Bericht zum Ortsbeirat Südstadt vom 07.05.2026
Vom Lärmaktionsplan oder auch „Hörst du die Leute singen?“, „Nein, ich versteh‘ nur Auto!“
Wir konnten uns bei dieser OBR-Sitzung wieder mit einer Reihe sehr verschiedener Themen beschäftigen.
Dazu gehört unter anderem eine Beschlussvorlage – nämlich die Fortschreibung des Lärmaktionsplanes. Mit diesem werden Prüfaufträge für verschiedene Maßnahmen zur Minderung der Lärmbelästigung durch Straßen- und Straßenbahnverkehr festgelegt. Die Prüfergebnisse müssten dann bis Ende 2027 vorgestellt werden. Zu der Vorlage gab es einer Reihe von Änderungsanträgen, die wir aber nicht behandelt haben: Entweder weil sie keinen Bezug zur Südstadt hatten oder weil sie durch die Streichung von Maßnahmenoptionen die Prüfung schon vorweg künstlich eingeengt hätten. Deshalb haben wir der ursprünglichen Version der Vorlage ohne Änderungsanträge zugestimmt.
Außerdem haben wir noch einen Antrag aus der Mitte des OBR beschlossen, der an die Bürgerschaft weitergegeben wird, und in dem wir fordern, dass die Oberbürgermeisterin alle erforderlichen Schritte für eine mittelfristige, grundhafte Sanierung der Schwaaner Landstraße einleitet. Als OBR wollen wir jetzt in den nächsten Wochen und Monaten immer wieder Druck machen, um das Thema ordentlich voranzutreiben.

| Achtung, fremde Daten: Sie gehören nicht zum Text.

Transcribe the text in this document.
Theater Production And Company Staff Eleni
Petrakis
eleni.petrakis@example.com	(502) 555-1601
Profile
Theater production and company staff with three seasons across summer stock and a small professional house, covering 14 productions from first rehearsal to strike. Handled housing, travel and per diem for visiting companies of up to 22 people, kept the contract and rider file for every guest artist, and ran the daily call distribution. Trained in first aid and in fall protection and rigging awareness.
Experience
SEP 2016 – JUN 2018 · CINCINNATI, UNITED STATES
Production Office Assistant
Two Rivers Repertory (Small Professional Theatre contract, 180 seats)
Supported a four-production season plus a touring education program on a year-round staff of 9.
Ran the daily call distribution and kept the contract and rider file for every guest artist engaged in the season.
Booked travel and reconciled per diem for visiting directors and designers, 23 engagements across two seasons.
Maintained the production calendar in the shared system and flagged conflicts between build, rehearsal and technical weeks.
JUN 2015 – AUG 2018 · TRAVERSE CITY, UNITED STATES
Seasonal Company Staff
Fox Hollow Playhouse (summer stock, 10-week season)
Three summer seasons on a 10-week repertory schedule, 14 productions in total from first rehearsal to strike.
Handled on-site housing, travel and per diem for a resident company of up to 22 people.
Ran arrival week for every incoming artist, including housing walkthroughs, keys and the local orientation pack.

Wir hatten zudem hat das Studierendenwerk Rostock-Wismar zu Gast, welches uns im Anschluss über einige Projekte bei uns in der Südstadt informiert hat: Vor kurzer Zet wurde der Erweiterungsbau der Studierendenheime in der Max-Planck-Straße 1-5 eingeweiht. Dort sind für knapp 16 Millionen Euro 2er und 4er WGs für Studierende entstanden. Aktuell befindet sich an selber Stelle noch ein weiterer Erweiterungsbau in Arbeit, mit dem für 14 Millionen Euro weitere 126 Wohnheimplätze geschaffen werden. Diese sollen wiederum 2028 eingeweiht werden. Auch zum Neubau der Mensa Süd – über den bereits in den Medien ein wenig berichtet wurde – gab es bereits eine kurze Übersicht. Aufgrund funktionaler Mängel insbesondere an den technischen Anlagen besteht an der 25 Jahren alten Mensa ein erheblicher Sanierungsbedarf und aus diversen Gründen kommen nur ein Interims- und Neubau in Frage. Für beide stellen Land und Bund insgesamt 23 Millionen Euro zur Verfügung. Der Interimsbau soll während der Bauarbeiten den Mensabetrieb aufrechterhalten und wird sich voraussichtlich gegenüber von der aktuellen Mensa im zum B-Plan Pulverturm gehörenden Gebiet befinden. Sollten alle Arbeit nach Plan verlaufen, soll die neue Mensa spätestens 2030 in Betrieb genommen werden.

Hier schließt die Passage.